Surface Soil Moisture (SSM) represents the amount of water in the top 5 to 15 cm of the soil layer (Adab et al., 2020a; Wang & Qu, 2009). Even though it only makes up just a small fraction of the world's water reserves, water in this thin film of soil account for hydrological, biochemical, physiological, agricultural, and other earth activities (Lunt et al., 2005). Assessment of SSM can be done by point measurements and remote sensing methods (Owe et al., 2001). The Point measurement techniques include gravimetric, neutron moisture meter, time domain reflectometry, capacitance, FDR, tensiometer, and hygrometric methods; out of these methods, gravimetric traditional technique is accurate and but it has limited coverage, slow and time-consuming. (Dobriyal et al., 2012; Rasheed et al., 2022).

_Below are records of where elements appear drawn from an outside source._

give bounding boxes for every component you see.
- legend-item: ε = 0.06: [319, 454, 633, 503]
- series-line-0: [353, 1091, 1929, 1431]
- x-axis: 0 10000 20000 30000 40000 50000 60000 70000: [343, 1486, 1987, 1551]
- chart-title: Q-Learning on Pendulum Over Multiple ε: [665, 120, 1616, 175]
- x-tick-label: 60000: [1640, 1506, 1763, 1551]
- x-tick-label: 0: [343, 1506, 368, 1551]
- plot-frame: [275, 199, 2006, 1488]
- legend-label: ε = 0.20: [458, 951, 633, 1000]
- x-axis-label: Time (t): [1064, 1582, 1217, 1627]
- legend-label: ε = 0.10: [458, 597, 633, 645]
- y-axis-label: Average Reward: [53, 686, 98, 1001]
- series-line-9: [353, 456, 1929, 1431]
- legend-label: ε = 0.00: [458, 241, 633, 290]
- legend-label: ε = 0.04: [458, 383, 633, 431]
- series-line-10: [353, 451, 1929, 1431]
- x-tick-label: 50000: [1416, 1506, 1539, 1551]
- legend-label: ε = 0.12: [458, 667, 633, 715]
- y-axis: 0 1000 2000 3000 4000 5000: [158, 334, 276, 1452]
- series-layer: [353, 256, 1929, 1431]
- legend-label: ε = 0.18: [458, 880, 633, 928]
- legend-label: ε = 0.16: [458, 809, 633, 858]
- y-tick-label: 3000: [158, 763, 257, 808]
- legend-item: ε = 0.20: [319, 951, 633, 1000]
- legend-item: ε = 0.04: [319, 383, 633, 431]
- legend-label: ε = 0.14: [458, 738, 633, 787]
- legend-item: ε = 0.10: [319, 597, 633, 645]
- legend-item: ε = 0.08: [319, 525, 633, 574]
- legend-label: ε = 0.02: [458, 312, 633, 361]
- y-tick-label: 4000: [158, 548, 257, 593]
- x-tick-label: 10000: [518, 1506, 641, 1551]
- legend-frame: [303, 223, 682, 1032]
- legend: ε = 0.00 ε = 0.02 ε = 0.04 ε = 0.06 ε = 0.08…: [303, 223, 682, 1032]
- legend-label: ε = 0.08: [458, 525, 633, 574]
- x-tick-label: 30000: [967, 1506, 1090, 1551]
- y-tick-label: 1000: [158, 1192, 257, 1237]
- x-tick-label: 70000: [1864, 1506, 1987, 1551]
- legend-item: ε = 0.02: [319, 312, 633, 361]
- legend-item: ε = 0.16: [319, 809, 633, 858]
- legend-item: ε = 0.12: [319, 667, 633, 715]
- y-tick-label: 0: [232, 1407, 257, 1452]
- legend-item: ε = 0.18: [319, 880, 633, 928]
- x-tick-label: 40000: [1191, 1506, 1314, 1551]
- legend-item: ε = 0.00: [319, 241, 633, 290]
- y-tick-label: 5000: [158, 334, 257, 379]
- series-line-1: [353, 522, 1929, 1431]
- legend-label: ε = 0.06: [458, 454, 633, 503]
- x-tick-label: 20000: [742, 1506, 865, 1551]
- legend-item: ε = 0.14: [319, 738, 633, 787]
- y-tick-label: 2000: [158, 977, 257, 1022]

A different approach to model, monitor and measure SSM at different scales using recurring methods has been offered by technological advances in the area of Satellite sensing (Li et al., 2021). Various remote sensing methods, including optical, thermal, and microwave ones, have demonstrated their ability to extract soil moisture from the earth's surfaces (Mitran et al., 2020) but the onboard microwave remote sensing equipment demonstrated an exceptional sensitivity and capabilities to track soil dielectric characteristics (Barrett et al., 2009; Mao et al., 2023). Satellites equipped with microwave sensors can provide accurate surface Soil Moisture Content (SMC) estimations that are crucial for monitoring geo-hazards like drought and flood prediction as well as investigating socio-economic activity.
Despite of different satellite sensing-based measurement methodologies, Synthetic Aperture Radar (SAR) data have shown enormous promise in giving better estimates of soil moisture at both the global and regional scale. (Kseneman et al., 2011; Ma et al., 2020; Pierdicca et al., 2013). Backscatter coefficient when applied to bare soil, is strongly correlated with soil moisture through dielectric constant (Altese et al., 1996; Das & Paul, 2015; Ezzahar et al., 2020). As a result, numerous backscattering models with differing levels of complexity, accuracy, and validity have developed in order to extract SSM estimates over bare soil. In previous studies many empirical, semi empirical, physical models like Dubois model, Oh model, IEM etc., have been used for the SSM retrieval. Outlier data, nonlinearity, heteroscedasticity, and multicollinearity are some of the statistical assumptions that must be made for these classical approaches, which may restrict their usefulness (Adab et al., 2020b).
Thus, to recover SSM from bare and vegetated soil surfaces, parameter-free and better-understood Machine Learning (ML) modelling techniques are required. To generate reliable soil moisture estimations and steer clear of the aforementioned problems, it is believed that an efficient data-driven model can relate the dependent and independent variable to the obtain desired output and is not computationally demanding is required (Ahmad et al., 2010; Shen et al., 2018). In this context, Machine learning (ML) techniques have demonstrated their adaptability in a variety of conditions by utilizing optical and SAR data, combining remotely sensed information with field information, and also by exploiting the data obtained from a UAV platform (Ali et al., 2015). In the past two decades, ML approaches have gained enormous popularity among researchers. They have the potential to get over the drawbacks of the models previously mentioned for retrieving SSM using radar backscattering. Several ML methods are utilised in last few years to retrieve surface soil moisture at catchment and global scale such as Support Vector Regression (SVR), Random Forest (RF), Artificial Neural Network (ANN), Convolutional Neural Network Regressor (CNNR), etc. Very limited studies were observed in testing ML methods at plot or regional scale. Hence, there is a need to check ML methods to retrieve surface soil moisture in bare agricultural experimental plots. (Kumar et al., 2018; Srivastava et al., 2013)
The objective of this study is to develop SSM model based on ML method and check efficacy of ML methods in plot or field scale. This study will be benefitted to the marginal farmers/stakeholders to utilise the water effectively to sustain the growth of crops in bare fields.